College lecturers are being balloted on strike action for a second time as part of a long-running dispute over pay.
The EIS trade union has begun sending out statutory ballot papers to members of its Further Education Lecturers’ Association (EIS-FELA), with leaders demanding college bosses honour a deal that was agreed last year.
College staff walked out on strike for a day in March 2016, and had more than 30 days of action planned.
A revised offer from Colleges Scotland was accepted with staff promised wage rises as well as work between colleges and the union to develop a more ‘’harmonised’’ pay deal across the workforce.
But EIS general secretary Larry Flanagan claimed the union was still waiting for that to be delivered.
He hit out: “After more than a year of waiting for colleges to deliver this binding agreement that was supposed to deliver pay harmonisation across the country, the patience of Scotland’s further education lecturers is now exhausted.
“The degree of obfuscation from college managers over the non-delivery of the agreement they freely signed up to over a year ago has been simply incredible.
“Firm promises were made to lecturers on pay harmonisation across the sector, following many years of differing pay for lecturers doing the same job in colleges across the country.
“It is now time for college managers to stop their negative spin about the deal and to deliver the agreement that was struck last year.”
An indicative ballot of college staff has already shown “overwhelming” support for more action, according to the EIS, with the statutory ballot now due to run until April 10.
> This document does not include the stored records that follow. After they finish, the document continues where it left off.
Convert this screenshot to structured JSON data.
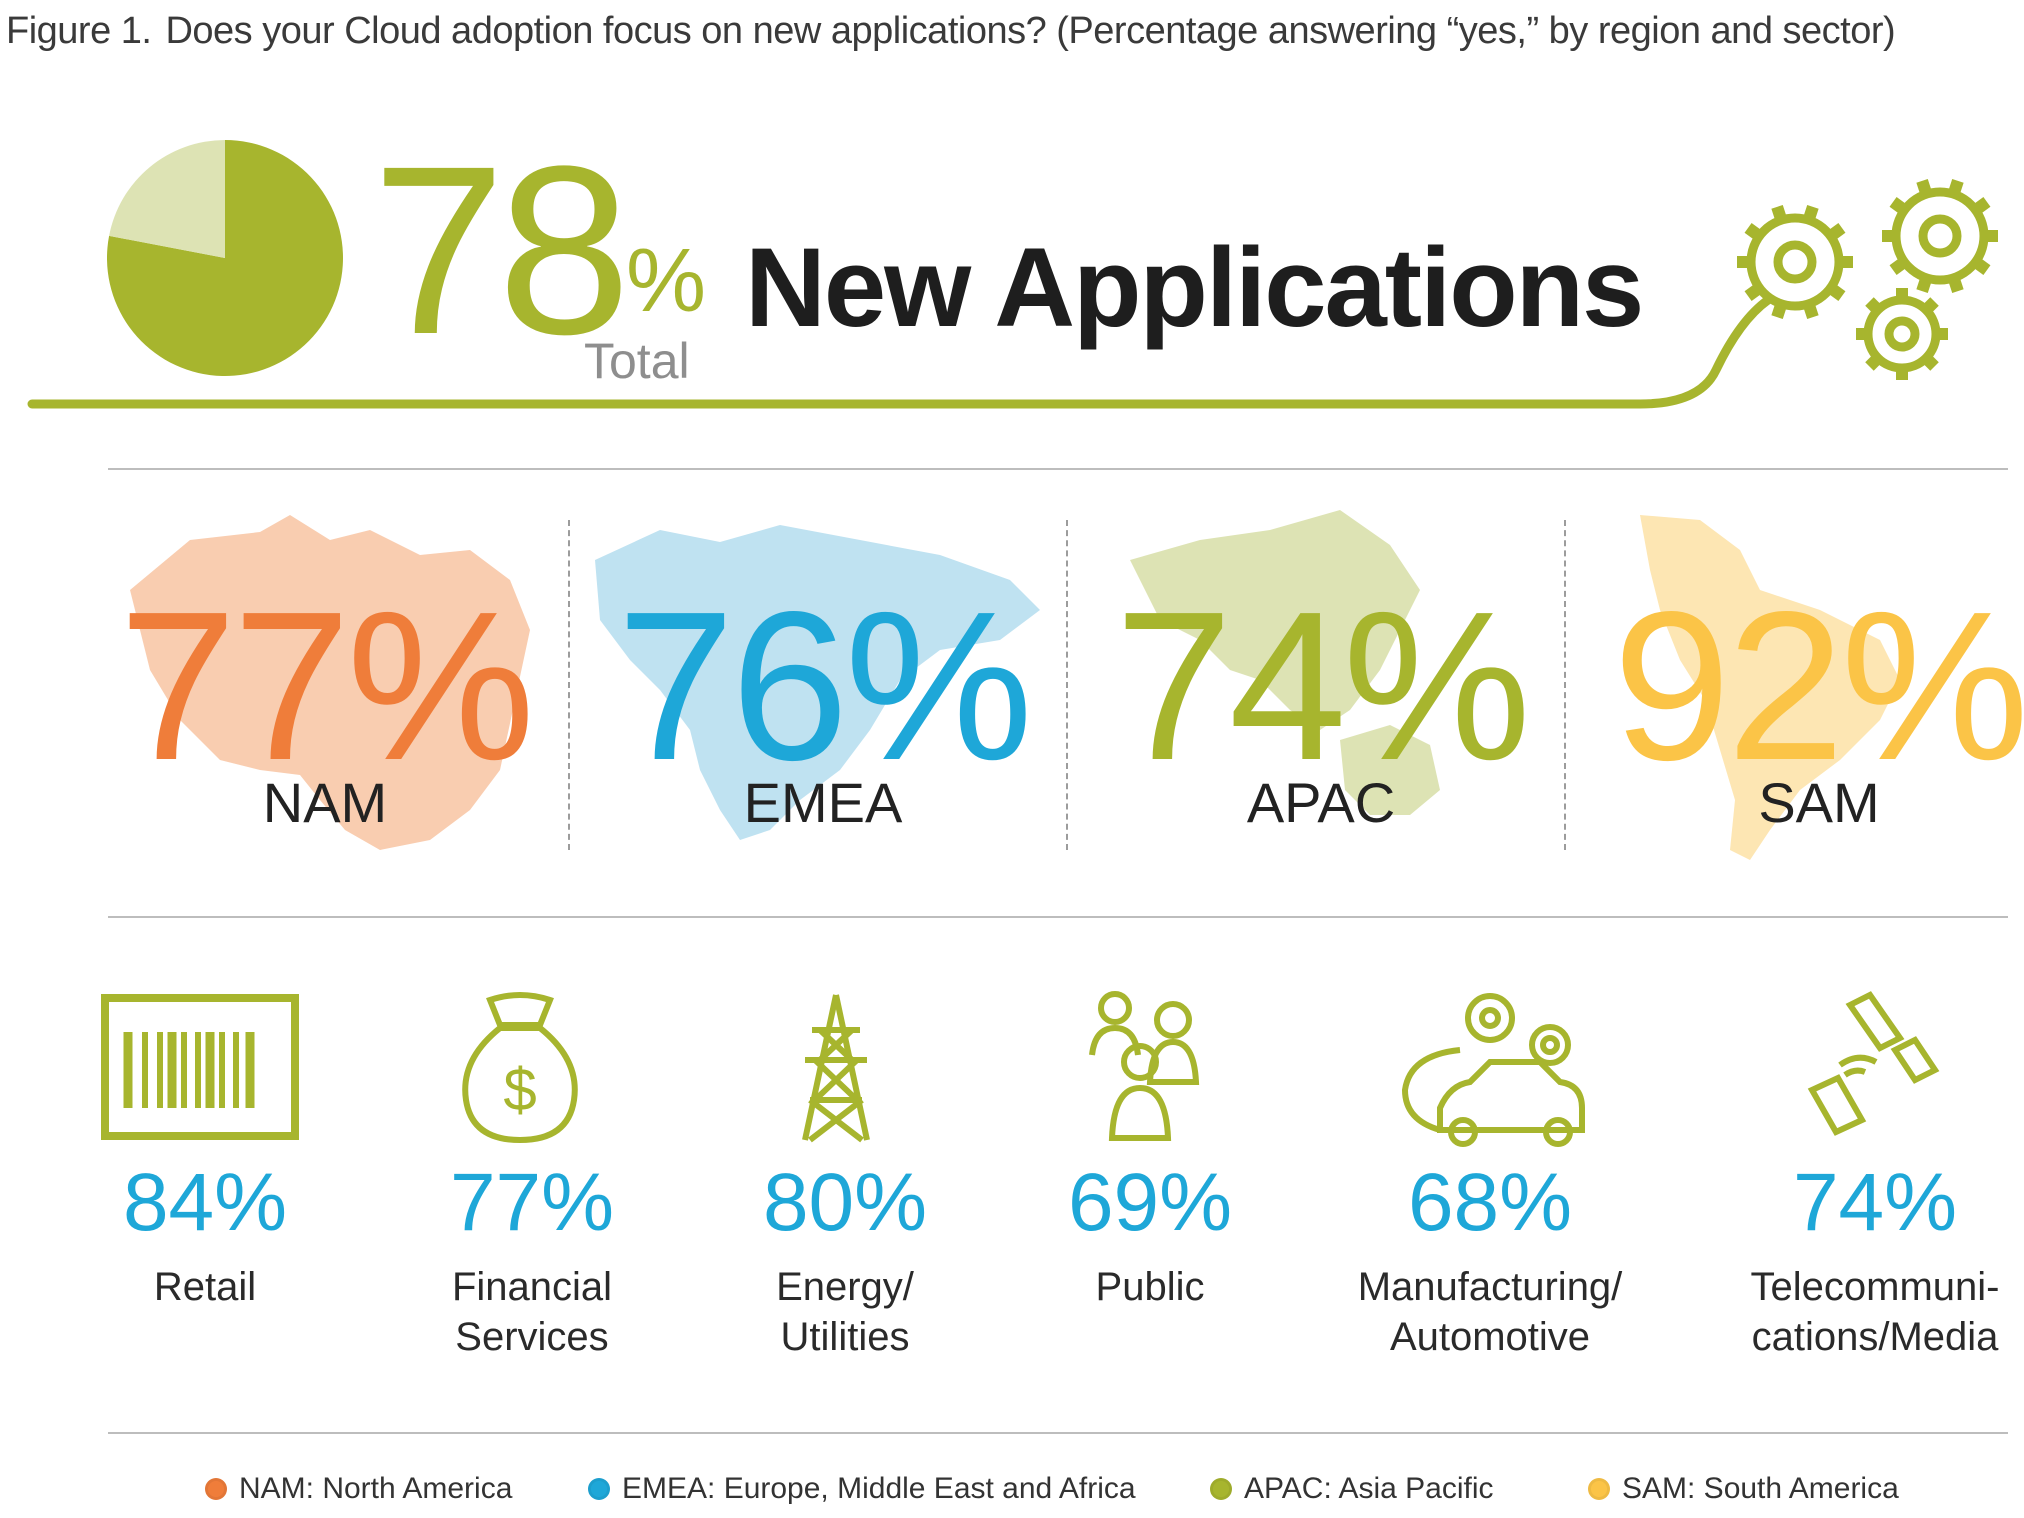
{
  "figure": {
    "label": "Figure 1.",
    "title": "Does your Cloud adoption focus on new applications? (Percentage answering “yes,” by region and sector)"
  },
  "headline": {
    "total_value": "78",
    "percent_sign": "%",
    "total_label": "Total",
    "title": "New Applications"
  },
  "regions": [
    {
      "value_label": "77%",
      "name": "NAM"
    },
    {
      "value_label": "76%",
      "name": "EMEA"
    },
    {
      "value_label": "74%",
      "name": "APAC"
    },
    {
      "value_label": "92%",
      "name": "SAM"
    }
  ],
  "sectors": [
    {
      "value_label": "84%",
      "name": "Retail",
      "icon": "barcode-icon"
    },
    {
      "value_label": "77%",
      "name": "Financial\nServices",
      "icon": "money-bag-icon"
    },
    {
      "value_label": "80%",
      "name": "Energy/\nUtilities",
      "icon": "power-tower-icon"
    },
    {
      "value_label": "69%",
      "name": "Public",
      "icon": "people-icon"
    },
    {
      "value_label": "68%",
      "name": "Manufacturing/\nAutomotive",
      "icon": "car-gears-icon"
    },
    {
      "value_label": "74%",
      "name": "Telecommuni-\ncations/Media",
      "icon": "satellite-phone-icon"
    }
  ],
  "legend": [
    {
      "text": "NAM: North America",
      "color": "#ef7d3a"
    },
    {
      "text": "EMEA: Europe, Middle East and Africa",
      "color": "#1ea7d8"
    },
    {
      "text": "APAC: Asia Pacific",
      "color": "#a7b52e"
    },
    {
      "text": "SAM: South America",
      "color": "#fbc447"
    }
  ],
  "colors": {
    "accent": "#a7b52e",
    "nam": "#ef7d3a",
    "emea": "#1ea7d8",
    "apac": "#a7b52e",
    "sam": "#fbc447",
    "map_nam": "#f9cdb0",
    "map_emea": "#bfe2f1",
    "map_apac": "#dde3b4",
    "map_sam": "#fde6b3"
  },
  "chart_data": [
    {
      "type": "pie",
      "title": "New Applications",
      "categories": [
        "yes",
        "other"
      ],
      "values": [
        78,
        22
      ]
    },
    {
      "type": "bar",
      "title": "",
      "categories": [
        "NAM",
        "EMEA",
        "APAC",
        "SAM"
      ],
      "values": [
        77,
        76,
        74,
        92
      ]
    },
    {
      "type": "bar",
      "title": "",
      "categories": [
        "Retail",
        "Financial Services",
        "Energy/Utilities",
        "Public",
        "Manufacturing/Automotive",
        "Telecommunications/Media"
      ],
      "values": [
        84,
        77,
        80,
        69,
        68,
        74
      ]
    }
  ]
}
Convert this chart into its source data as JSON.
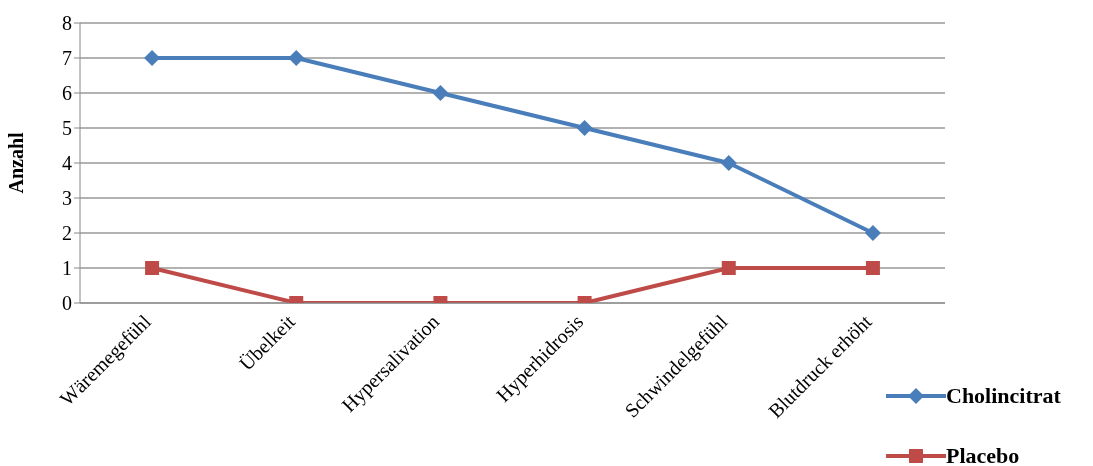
{
  "chart_data": {
    "type": "line",
    "ylabel": "Anzahl",
    "categories": [
      "Wäremegefühl",
      "Übelkeit",
      "Hypersalivation",
      "Hyperhidrosis",
      "Schwindelgefühl",
      "Blutdruck erhöht"
    ],
    "series": [
      {
        "name": "Cholincitrat",
        "color": "#4a7ebb",
        "marker": "diamond",
        "values": [
          7,
          7,
          6,
          5,
          4,
          2
        ]
      },
      {
        "name": "Placebo",
        "color": "#be4b48",
        "marker": "square",
        "values": [
          1,
          0,
          0,
          0,
          1,
          1
        ]
      }
    ],
    "ylim": [
      0,
      8
    ],
    "yticks": [
      0,
      1,
      2,
      3,
      4,
      5,
      6,
      7,
      8
    ],
    "grid": "y",
    "legend": "bottom right",
    "line_style": "solid"
  }
}
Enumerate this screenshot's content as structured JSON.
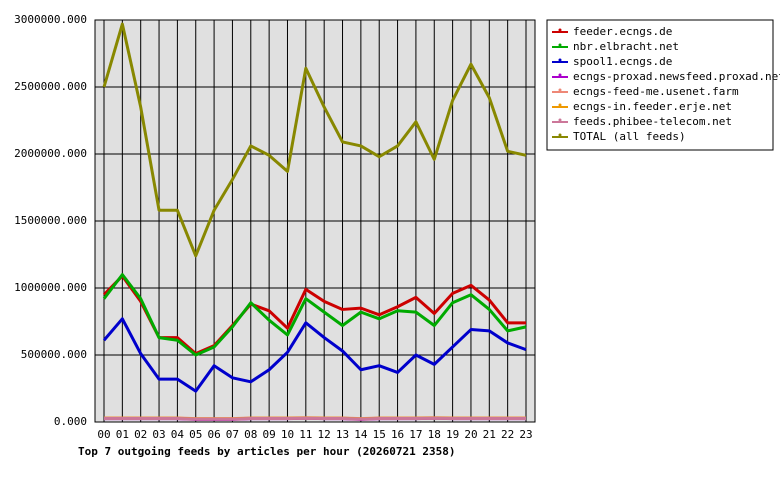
{
  "chart_data": {
    "type": "line",
    "title": "Top 7 outgoing feeds by articles per hour (20260721 2358)",
    "categories": [
      "00",
      "01",
      "02",
      "03",
      "04",
      "05",
      "06",
      "07",
      "08",
      "09",
      "10",
      "11",
      "12",
      "13",
      "14",
      "15",
      "16",
      "17",
      "18",
      "19",
      "20",
      "21",
      "22",
      "23"
    ],
    "ylim": [
      0,
      3000000
    ],
    "yticks": [
      {
        "value": 0,
        "label": "0.000"
      },
      {
        "value": 500000,
        "label": "500000.000"
      },
      {
        "value": 1000000,
        "label": "1000000.000"
      },
      {
        "value": 1500000,
        "label": "1500000.000"
      },
      {
        "value": 2000000,
        "label": "2000000.000"
      },
      {
        "value": 2500000,
        "label": "2500000.000"
      },
      {
        "value": 3000000,
        "label": "3000000.000"
      }
    ],
    "grid": true,
    "legend": "right",
    "series": [
      {
        "name": "feeder.ecngs.de",
        "color": "#cc0000",
        "values": [
          950000,
          1090000,
          900000,
          630000,
          630000,
          510000,
          570000,
          720000,
          880000,
          830000,
          700000,
          990000,
          900000,
          840000,
          850000,
          800000,
          860000,
          930000,
          810000,
          960000,
          1020000,
          910000,
          740000,
          740000
        ]
      },
      {
        "name": "nbr.elbracht.net",
        "color": "#00aa00",
        "values": [
          920000,
          1100000,
          920000,
          630000,
          610000,
          500000,
          560000,
          710000,
          890000,
          760000,
          650000,
          920000,
          820000,
          720000,
          820000,
          770000,
          830000,
          820000,
          720000,
          890000,
          950000,
          840000,
          680000,
          710000
        ]
      },
      {
        "name": "spool1.ecngs.de",
        "color": "#0000cc",
        "values": [
          610000,
          770000,
          510000,
          320000,
          320000,
          230000,
          420000,
          330000,
          300000,
          390000,
          520000,
          740000,
          630000,
          530000,
          390000,
          420000,
          370000,
          500000,
          430000,
          560000,
          690000,
          680000,
          590000,
          540000
        ]
      },
      {
        "name": "ecngs-proxad.newsfeed.proxad.net",
        "color": "#aa00cc",
        "values": [
          25000,
          25000,
          25000,
          25000,
          25000,
          20000,
          20000,
          20000,
          25000,
          25000,
          25000,
          28000,
          25000,
          25000,
          20000,
          25000,
          25000,
          25000,
          28000,
          25000,
          25000,
          25000,
          25000,
          25000
        ]
      },
      {
        "name": "ecngs-feed-me.usenet.farm",
        "color": "#ee8877",
        "values": [
          30000,
          30000,
          30000,
          30000,
          30000,
          25000,
          25000,
          25000,
          30000,
          30000,
          30000,
          32000,
          30000,
          30000,
          25000,
          30000,
          30000,
          30000,
          32000,
          30000,
          30000,
          30000,
          30000,
          30000
        ]
      },
      {
        "name": "ecngs-in.feeder.erje.net",
        "color": "#ee9900",
        "values": [
          28000,
          28000,
          28000,
          28000,
          28000,
          23000,
          23000,
          23000,
          28000,
          28000,
          28000,
          30000,
          28000,
          28000,
          23000,
          28000,
          28000,
          28000,
          30000,
          28000,
          28000,
          28000,
          28000,
          28000
        ]
      },
      {
        "name": "feeds.phibee-telecom.net",
        "color": "#cc7799",
        "values": [
          26000,
          26000,
          26000,
          26000,
          26000,
          21000,
          21000,
          21000,
          26000,
          26000,
          26000,
          28000,
          26000,
          26000,
          21000,
          26000,
          26000,
          26000,
          28000,
          26000,
          26000,
          26000,
          26000,
          26000
        ]
      },
      {
        "name": "TOTAL (all feeds)",
        "color": "#888800",
        "values": [
          2500000,
          2970000,
          2350000,
          1580000,
          1580000,
          1240000,
          1580000,
          1810000,
          2060000,
          1990000,
          1870000,
          2640000,
          2350000,
          2090000,
          2060000,
          1980000,
          2060000,
          2240000,
          1960000,
          2400000,
          2670000,
          2420000,
          2020000,
          1990000
        ]
      }
    ]
  }
}
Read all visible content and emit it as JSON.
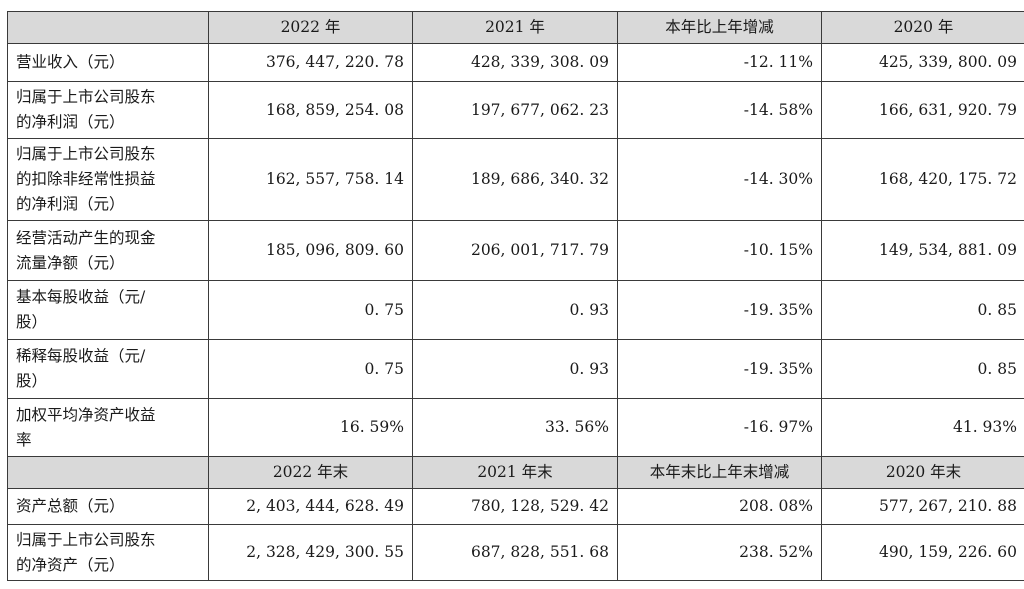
{
  "header1": {
    "col1": "2022 年",
    "col2": "2021 年",
    "col3": "本年比上年增减",
    "col4": "2020 年"
  },
  "rows1": [
    {
      "label": "营业收入（元）",
      "v2022": "376, 447, 220. 78",
      "v2021": "428, 339, 308. 09",
      "change": "-12. 11%",
      "v2020": "425, 339, 800. 09"
    },
    {
      "label_line1": "归属于上市公司股东",
      "label_line2": "的净利润（元）",
      "v2022": "168, 859, 254. 08",
      "v2021": "197, 677, 062. 23",
      "change": "-14. 58%",
      "v2020": "166, 631, 920. 79"
    },
    {
      "label_line1": "归属于上市公司股东",
      "label_line2": "的扣除非经常性损益",
      "label_line3": "的净利润（元）",
      "v2022": "162, 557, 758. 14",
      "v2021": "189, 686, 340. 32",
      "change": "-14. 30%",
      "v2020": "168, 420, 175. 72"
    },
    {
      "label_line1": "经营活动产生的现金",
      "label_line2": "流量净额（元）",
      "v2022": "185, 096, 809. 60",
      "v2021": "206, 001, 717. 79",
      "change": "-10. 15%",
      "v2020": "149, 534, 881. 09"
    },
    {
      "label_line1": "基本每股收益（元/",
      "label_line2": "股）",
      "v2022": "0. 75",
      "v2021": "0. 93",
      "change": "-19. 35%",
      "v2020": "0. 85"
    },
    {
      "label_line1": "稀释每股收益（元/",
      "label_line2": "股）",
      "v2022": "0. 75",
      "v2021": "0. 93",
      "change": "-19. 35%",
      "v2020": "0. 85"
    },
    {
      "label_line1": "加权平均净资产收益",
      "label_line2": "率",
      "v2022": "16. 59%",
      "v2021": "33. 56%",
      "change": "-16. 97%",
      "v2020": "41. 93%"
    }
  ],
  "header2": {
    "col1": "2022 年末",
    "col2": "2021 年末",
    "col3": "本年末比上年末增减",
    "col4": "2020 年末"
  },
  "rows2": [
    {
      "label": "资产总额（元）",
      "v2022": "2, 403, 444, 628. 49",
      "v2021": "780, 128, 529. 42",
      "change": "208. 08%",
      "v2020": "577, 267, 210. 88"
    },
    {
      "label_line1": "归属于上市公司股东",
      "label_line2": "的净资产（元）",
      "v2022": "2, 328, 429, 300. 55",
      "v2021": "687, 828, 551. 68",
      "change": "238. 52%",
      "v2020": "490, 159, 226. 60"
    }
  ]
}
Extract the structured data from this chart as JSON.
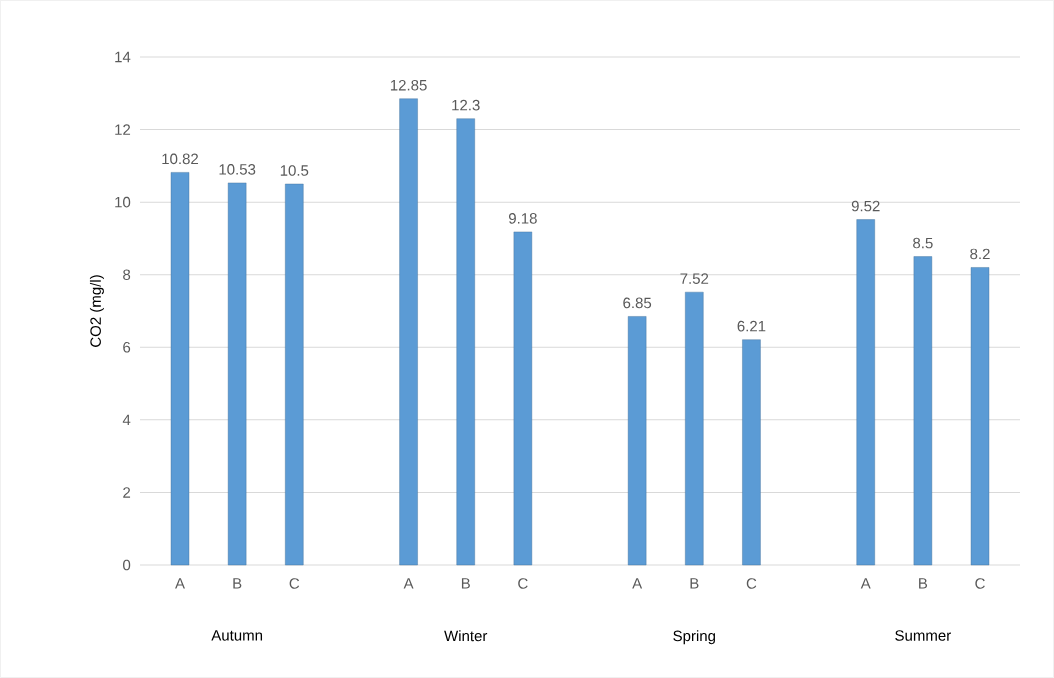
{
  "chart_data": {
    "type": "bar",
    "ylabel": "CO2 (mg/l)",
    "categories": [
      "A",
      "B",
      "C",
      null,
      "A",
      "B",
      "C",
      null,
      "A",
      "B",
      "C",
      null,
      "A",
      "B",
      "C"
    ],
    "values": [
      10.82,
      10.53,
      10.5,
      null,
      12.85,
      12.3,
      9.18,
      null,
      6.85,
      7.52,
      6.21,
      null,
      9.52,
      8.5,
      8.2
    ],
    "color": "#5b9bd5",
    "ylim": [
      0,
      14
    ],
    "yticks": [
      0,
      2,
      4,
      6,
      8,
      10,
      12,
      14
    ],
    "grid": "y",
    "data_labels": true,
    "annotations": [
      "Autumn",
      "Winter",
      "Spring",
      "Summer"
    ]
  }
}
EIS-FELA president John Kelly added: “While no lecturer relishes the prospect of taking strike action, the inaction of management on the delivery of this year-old agreement has forced us to pursue this dispute.
“We must increase the pressure on Scotland’s college principals to compel them to honour the deal and deliver their promises on fair pay for all lecturers across Scotland.”
Colleges Scotland has stressed it wants to avoid “unnecessary and disruptive” industrial action by lecturers.
A spokeswoman said that staff had already received a pay rise and “good progress” was being made in a number of other areas covered by the deal.